В этот раз государь задумался надолго. Минуты через три он взялся за колокольчик, что стоял на подоконнике, тряхнул им, а когда приоткрылась дверь, кратко распорядился:
– Адашева ко мне!
Царский писарь пребывал где-то неподалеку, явился почти сразу – и с порога уставился на Зверева змеиным немигающим взглядом. Казалось, еще чуть-чуть – и он прыгнет, вцепится зубами, впустит в жилы свой смертоносный яд.

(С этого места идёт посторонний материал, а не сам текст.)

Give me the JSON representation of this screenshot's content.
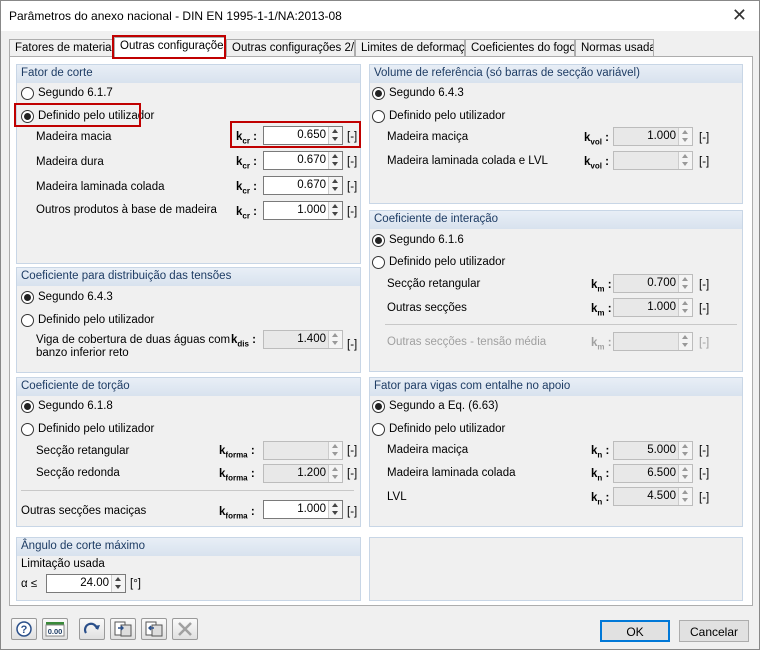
{
  "window": {
    "title": "Parâmetros do anexo nacional - DIN EN 1995-1-1/NA:2013-08"
  },
  "tabs": [
    "Fatores de materiais",
    "Outras configurações",
    "Outras configurações 2/2",
    "Limites de deformação",
    "Coeficientes do fogo",
    "Normas usadas"
  ],
  "shear": {
    "header": "Fator de corte",
    "opt1": "Segundo 6.1.7",
    "opt2": "Definido pelo utilizador",
    "rows": [
      {
        "label": "Madeira macia",
        "sym": "k",
        "sub": "cr",
        "value": "0.650"
      },
      {
        "label": "Madeira dura",
        "sym": "k",
        "sub": "cr",
        "value": "0.670"
      },
      {
        "label": "Madeira laminada colada",
        "sym": "k",
        "sub": "cr",
        "value": "0.670"
      },
      {
        "label": "Outros produtos à base de madeira",
        "sym": "k",
        "sub": "cr",
        "value": "1.000"
      }
    ]
  },
  "dist": {
    "header": "Coeficiente para distribuição das tensões",
    "opt1": "Segundo 6.4.3",
    "opt2": "Definido pelo utilizador",
    "row_label_1": "Viga de cobertura de duas águas com",
    "row_label_2": "banzo inferior reto",
    "sym": "k",
    "sub": "dis",
    "value": "1.400"
  },
  "torsion": {
    "header": "Coeficiente de torção",
    "opt1": "Segundo 6.1.8",
    "opt2": "Definido pelo utilizador",
    "rows": [
      {
        "label": "Secção retangular",
        "sym": "k",
        "sub": "forma",
        "value": ""
      },
      {
        "label": "Secção redonda",
        "sym": "k",
        "sub": "forma",
        "value": "1.200"
      }
    ],
    "other": {
      "label": "Outras secções maciças",
      "sym": "k",
      "sub": "forma",
      "value": "1.000"
    }
  },
  "angle": {
    "header": "Ângulo de corte máximo",
    "sub": "Limitação usada",
    "sym": "α ≤",
    "value": "24.00",
    "unit": "[°]"
  },
  "volume": {
    "header": "Volume de referência (só barras de secção variável)",
    "opt1": "Segundo 6.4.3",
    "opt2": "Definido pelo utilizador",
    "rows": [
      {
        "label": "Madeira maciça",
        "sym": "k",
        "sub": "vol",
        "value": "1.000"
      },
      {
        "label": "Madeira laminada colada e LVL",
        "sym": "k",
        "sub": "vol",
        "value": ""
      }
    ]
  },
  "interact": {
    "header": "Coeficiente de interação",
    "opt1": "Segundo 6.1.6",
    "opt2": "Definido pelo utilizador",
    "rows": [
      {
        "label": "Secção retangular",
        "sym": "k",
        "sub": "m",
        "value": "0.700"
      },
      {
        "label": "Outras secções",
        "sym": "k",
        "sub": "m",
        "value": "1.000"
      }
    ],
    "avg": {
      "label": "Outras secções - tensão média",
      "sym": "k",
      "sub": "m",
      "value": ""
    }
  },
  "notch": {
    "header": "Fator para vigas com entalhe no apoio",
    "opt1": "Segundo a Eq. (6.63)",
    "opt2": "Definido pelo utilizador",
    "rows": [
      {
        "label": "Madeira maciça",
        "sym": "k",
        "sub": "n",
        "value": "5.000"
      },
      {
        "label": "Madeira laminada colada",
        "sym": "k",
        "sub": "n",
        "value": "6.500"
      },
      {
        "label": "LVL",
        "sym": "k",
        "sub": "n",
        "value": "4.500"
      }
    ]
  },
  "unit_nd": "[-]",
  "colon": ":",
  "buttons": {
    "ok": "OK",
    "cancel": "Cancelar"
  },
  "bottom_icons": [
    "help-icon",
    "units-icon",
    "redo-icon",
    "import-icon",
    "export-icon",
    "delete-icon"
  ],
  "bottom_units_text": "0.00"
}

– Ныне, Алексей Федорович, посольство ливонское прибыть должно. С недоимками за сорок девять лет. После того, как они серебро по счету в казну сдадут, на следующий день ко мне их проводишь.
– Слушаю, государь, исполню в точности. Коли же они…
– Никаких «коли», – спокойным тоном, но жестко отрезал Иоанн. – Я приму посольство только после того, как дань попадет в казну.
– Слушаю, государь. – Писарь наконец оторвал взгляд от князя, поклонился и попятился за дверь.
– Тебя же, князь, прошу вернуться в свой московский дом, – ровным голосом продолжил правитель. – Передай от меня пожелание здоровья княгине, с детьми своими любимыми побудь. Они ведь поди, соскучились. Пусть отцу родному порадуются. Ступай.
Эти ласковые слова означали только одно: домашний арест.
Как известно, все, что делает государь всея Руси, направлено на благо подданных. Андрей проникся этой истиной, когда, вернувшись домой, поднял сына на руки в тот самый день, когда у мальца прорезался первый зуб. Кабы не «арест» – не застал бы он этого момента, разве что из письма узнал. Как не увидел бы и первых шагов своего сына. И ремонта в левом крыле дворца не закончил бы, и печь не облицевал бы завезенными с Камы цветными глазурными изразцами, и хлев бы не обновил. Коли хозяина из дома не дергать – ему тут всегда работа найдется. Тем более, на таком обширном подворье, что досталось князьям Сакульским.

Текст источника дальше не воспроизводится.